4. Take Advantage of Existing Habits

A cue that takes place within an existing routine can be particularly powerful. Through a process called “habit stacking,” you can piggyback off an existing habit, using it as a cue to perform another habit while you already have momentum.

For instance, if your goal is to start your day with a brief meditation practice, perform it immediately before you brush your teeth each morning.

5. Schedule Habits in Your Calendar

Give the new habit as much priority in your days as your other commitments. If you schedule it now, you won’t need the mental energy and motivation to decide on doing it later.

6. Build a Chain

Make large X’s on a calendar when you complete your habit, or use an app to track your chain of successful days. As the streak grows, so will your investment to keep going.

7. Note How You Will Celebrate

Choose what you want to do to reward yourself and reinforce your success. Physical movements like a post-workout fist-pump and an affirming “Yes!” can be more powerful than you think. Rewarding yourself—even with small celebrations—can offer a sense of pride and internal validation to help you continue. (Consider how small kids love to put stickers on charts when they do a task—it’s the same rewarding feeling!)

8. Watch Out for Mental Loopholes

It’s inevitable—at some point you’ll try to talk yourself out of following through on your good habit. But it helps if you’re prepared with a strategy. Instead of succumbing to the pull of your old habit, rely on mini-actions to help you get around mental blocks.

For instance, if you feel like you want to skip your daily run, tell yourself that you at least have to put your shoes on and go outside. Once you’re standing outside, shoes on and ready to go, you might find it much easier to take those first few steps.

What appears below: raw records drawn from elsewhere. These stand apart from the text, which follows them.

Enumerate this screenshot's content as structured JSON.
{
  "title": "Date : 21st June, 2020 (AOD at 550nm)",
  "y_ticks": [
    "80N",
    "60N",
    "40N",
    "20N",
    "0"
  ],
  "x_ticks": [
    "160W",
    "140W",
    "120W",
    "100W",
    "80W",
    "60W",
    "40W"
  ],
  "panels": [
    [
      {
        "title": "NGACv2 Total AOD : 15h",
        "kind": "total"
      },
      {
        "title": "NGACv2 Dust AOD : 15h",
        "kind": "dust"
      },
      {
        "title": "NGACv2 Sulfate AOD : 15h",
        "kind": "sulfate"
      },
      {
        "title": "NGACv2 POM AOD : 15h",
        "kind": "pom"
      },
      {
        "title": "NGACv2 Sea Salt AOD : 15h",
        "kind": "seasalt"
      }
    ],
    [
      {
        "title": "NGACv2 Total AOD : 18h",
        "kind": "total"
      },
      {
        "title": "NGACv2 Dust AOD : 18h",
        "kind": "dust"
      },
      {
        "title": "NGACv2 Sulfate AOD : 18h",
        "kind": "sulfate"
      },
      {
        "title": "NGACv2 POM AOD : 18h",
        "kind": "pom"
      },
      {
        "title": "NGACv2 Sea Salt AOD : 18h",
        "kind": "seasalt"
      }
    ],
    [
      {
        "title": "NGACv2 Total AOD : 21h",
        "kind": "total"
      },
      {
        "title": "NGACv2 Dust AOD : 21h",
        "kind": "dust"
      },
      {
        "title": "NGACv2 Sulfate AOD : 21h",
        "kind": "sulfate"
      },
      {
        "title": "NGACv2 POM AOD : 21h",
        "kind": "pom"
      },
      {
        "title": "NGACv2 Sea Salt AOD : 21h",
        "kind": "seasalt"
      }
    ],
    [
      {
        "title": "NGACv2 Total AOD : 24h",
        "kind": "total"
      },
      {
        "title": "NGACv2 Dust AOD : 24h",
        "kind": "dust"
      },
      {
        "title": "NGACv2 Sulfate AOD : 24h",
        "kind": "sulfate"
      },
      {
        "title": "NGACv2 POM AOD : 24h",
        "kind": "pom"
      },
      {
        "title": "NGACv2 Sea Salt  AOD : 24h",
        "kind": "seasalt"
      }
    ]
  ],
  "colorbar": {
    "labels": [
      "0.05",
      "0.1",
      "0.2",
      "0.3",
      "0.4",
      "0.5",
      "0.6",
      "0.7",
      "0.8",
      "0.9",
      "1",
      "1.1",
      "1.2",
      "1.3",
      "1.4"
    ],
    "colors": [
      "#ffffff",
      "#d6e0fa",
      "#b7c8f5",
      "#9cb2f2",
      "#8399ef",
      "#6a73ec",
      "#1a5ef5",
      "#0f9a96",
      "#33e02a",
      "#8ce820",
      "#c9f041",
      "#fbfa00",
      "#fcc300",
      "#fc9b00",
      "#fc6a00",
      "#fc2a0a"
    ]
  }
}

9. Know That Failure Is Part of the Process

Don’t let one slip-up derail your success. Just pick up with your routine where you left off as soon as possible—and don’t beat yourself up over it.

10. Work with a Health Coach

Health coaching deals with behavior change. Health coaches provide emotional support, help brainstorm ways to overcome obstacles, and offer external accountability to their clients. A health coach can help keep you engaged and active in your own self-care—and that often makes all the difference when it comes to changing your lifestyle.

If you’re ready to start working with one, look for a graduate of a health coach training program that emphasizes behavior change and habit formation.